Silvan Projesi olarak ortaya konan tek somut adımın Silvan Barajı olduğu bilinmektedir. Barajın bitirilmesiyle birlikte 2.5 milyon hektarlık tarımsal alan yani; Batman, Silvan, Hazro, Lice, Kulp ve Hani’ye kadar genişleyen devasa bir alanda tarımsal faaliyet yapılacağı söyleniyor. Ancak tarımsal üretimlerin yapılacağı iddia edilen bu alan, aynı zamanda 3 bin adet kayagazı sondajı yapılacak olan alanla aynı alan.

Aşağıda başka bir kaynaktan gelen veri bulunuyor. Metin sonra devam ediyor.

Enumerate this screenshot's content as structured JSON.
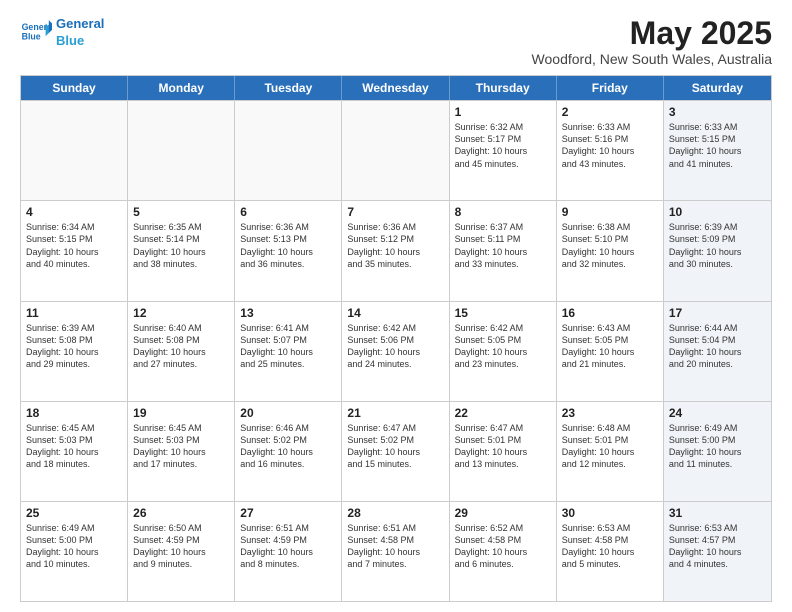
{
  "header": {
    "logo_line1": "General",
    "logo_line2": "Blue",
    "month_title": "May 2025",
    "location": "Woodford, New South Wales, Australia"
  },
  "weekdays": [
    "Sunday",
    "Monday",
    "Tuesday",
    "Wednesday",
    "Thursday",
    "Friday",
    "Saturday"
  ],
  "rows": [
    [
      {
        "day": "",
        "info": "",
        "empty": true
      },
      {
        "day": "",
        "info": "",
        "empty": true
      },
      {
        "day": "",
        "info": "",
        "empty": true
      },
      {
        "day": "",
        "info": "",
        "empty": true
      },
      {
        "day": "1",
        "info": "Sunrise: 6:32 AM\nSunset: 5:17 PM\nDaylight: 10 hours\nand 45 minutes."
      },
      {
        "day": "2",
        "info": "Sunrise: 6:33 AM\nSunset: 5:16 PM\nDaylight: 10 hours\nand 43 minutes."
      },
      {
        "day": "3",
        "info": "Sunrise: 6:33 AM\nSunset: 5:15 PM\nDaylight: 10 hours\nand 41 minutes.",
        "saturday": true
      }
    ],
    [
      {
        "day": "4",
        "info": "Sunrise: 6:34 AM\nSunset: 5:15 PM\nDaylight: 10 hours\nand 40 minutes."
      },
      {
        "day": "5",
        "info": "Sunrise: 6:35 AM\nSunset: 5:14 PM\nDaylight: 10 hours\nand 38 minutes."
      },
      {
        "day": "6",
        "info": "Sunrise: 6:36 AM\nSunset: 5:13 PM\nDaylight: 10 hours\nand 36 minutes."
      },
      {
        "day": "7",
        "info": "Sunrise: 6:36 AM\nSunset: 5:12 PM\nDaylight: 10 hours\nand 35 minutes."
      },
      {
        "day": "8",
        "info": "Sunrise: 6:37 AM\nSunset: 5:11 PM\nDaylight: 10 hours\nand 33 minutes."
      },
      {
        "day": "9",
        "info": "Sunrise: 6:38 AM\nSunset: 5:10 PM\nDaylight: 10 hours\nand 32 minutes."
      },
      {
        "day": "10",
        "info": "Sunrise: 6:39 AM\nSunset: 5:09 PM\nDaylight: 10 hours\nand 30 minutes.",
        "saturday": true
      }
    ],
    [
      {
        "day": "11",
        "info": "Sunrise: 6:39 AM\nSunset: 5:08 PM\nDaylight: 10 hours\nand 29 minutes."
      },
      {
        "day": "12",
        "info": "Sunrise: 6:40 AM\nSunset: 5:08 PM\nDaylight: 10 hours\nand 27 minutes."
      },
      {
        "day": "13",
        "info": "Sunrise: 6:41 AM\nSunset: 5:07 PM\nDaylight: 10 hours\nand 25 minutes."
      },
      {
        "day": "14",
        "info": "Sunrise: 6:42 AM\nSunset: 5:06 PM\nDaylight: 10 hours\nand 24 minutes."
      },
      {
        "day": "15",
        "info": "Sunrise: 6:42 AM\nSunset: 5:05 PM\nDaylight: 10 hours\nand 23 minutes."
      },
      {
        "day": "16",
        "info": "Sunrise: 6:43 AM\nSunset: 5:05 PM\nDaylight: 10 hours\nand 21 minutes."
      },
      {
        "day": "17",
        "info": "Sunrise: 6:44 AM\nSunset: 5:04 PM\nDaylight: 10 hours\nand 20 minutes.",
        "saturday": true
      }
    ],
    [
      {
        "day": "18",
        "info": "Sunrise: 6:45 AM\nSunset: 5:03 PM\nDaylight: 10 hours\nand 18 minutes."
      },
      {
        "day": "19",
        "info": "Sunrise: 6:45 AM\nSunset: 5:03 PM\nDaylight: 10 hours\nand 17 minutes."
      },
      {
        "day": "20",
        "info": "Sunrise: 6:46 AM\nSunset: 5:02 PM\nDaylight: 10 hours\nand 16 minutes."
      },
      {
        "day": "21",
        "info": "Sunrise: 6:47 AM\nSunset: 5:02 PM\nDaylight: 10 hours\nand 15 minutes."
      },
      {
        "day": "22",
        "info": "Sunrise: 6:47 AM\nSunset: 5:01 PM\nDaylight: 10 hours\nand 13 minutes."
      },
      {
        "day": "23",
        "info": "Sunrise: 6:48 AM\nSunset: 5:01 PM\nDaylight: 10 hours\nand 12 minutes."
      },
      {
        "day": "24",
        "info": "Sunrise: 6:49 AM\nSunset: 5:00 PM\nDaylight: 10 hours\nand 11 minutes.",
        "saturday": true
      }
    ],
    [
      {
        "day": "25",
        "info": "Sunrise: 6:49 AM\nSunset: 5:00 PM\nDaylight: 10 hours\nand 10 minutes."
      },
      {
        "day": "26",
        "info": "Sunrise: 6:50 AM\nSunset: 4:59 PM\nDaylight: 10 hours\nand 9 minutes."
      },
      {
        "day": "27",
        "info": "Sunrise: 6:51 AM\nSunset: 4:59 PM\nDaylight: 10 hours\nand 8 minutes."
      },
      {
        "day": "28",
        "info": "Sunrise: 6:51 AM\nSunset: 4:58 PM\nDaylight: 10 hours\nand 7 minutes."
      },
      {
        "day": "29",
        "info": "Sunrise: 6:52 AM\nSunset: 4:58 PM\nDaylight: 10 hours\nand 6 minutes."
      },
      {
        "day": "30",
        "info": "Sunrise: 6:53 AM\nSunset: 4:58 PM\nDaylight: 10 hours\nand 5 minutes."
      },
      {
        "day": "31",
        "info": "Sunrise: 6:53 AM\nSunset: 4:57 PM\nDaylight: 10 hours\nand 4 minutes.",
        "saturday": true
      }
    ]
  ]
}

Bölgede Silvan Barajı bitmediğinden dolayı “165 milyar dolar kaybımız var” ifadeleri kayagazı üretimlerinin yapılamıyor olması bağlamında basın organlarında yer almıştı. Vali Güzeloğlu’nun açıklamalarıyla gerçekler çelişmektedir. Meraların ve yaylaların yasaklandığı bölgede hayvancılığın gelişeceğini söylemek eğer mümkünse bundan yarar sağlayacak tek kesim çiftçiler değil yem şirketleri olacaktır. Tarımsal üretimlerin artacağından söz edilmesi ise sahanın kayagazı sahalarıyla çakışıyor olması nedeniyle imkansız olduğu kayagazı üretim projesine bakıldığında net olarak görülebilmektedir.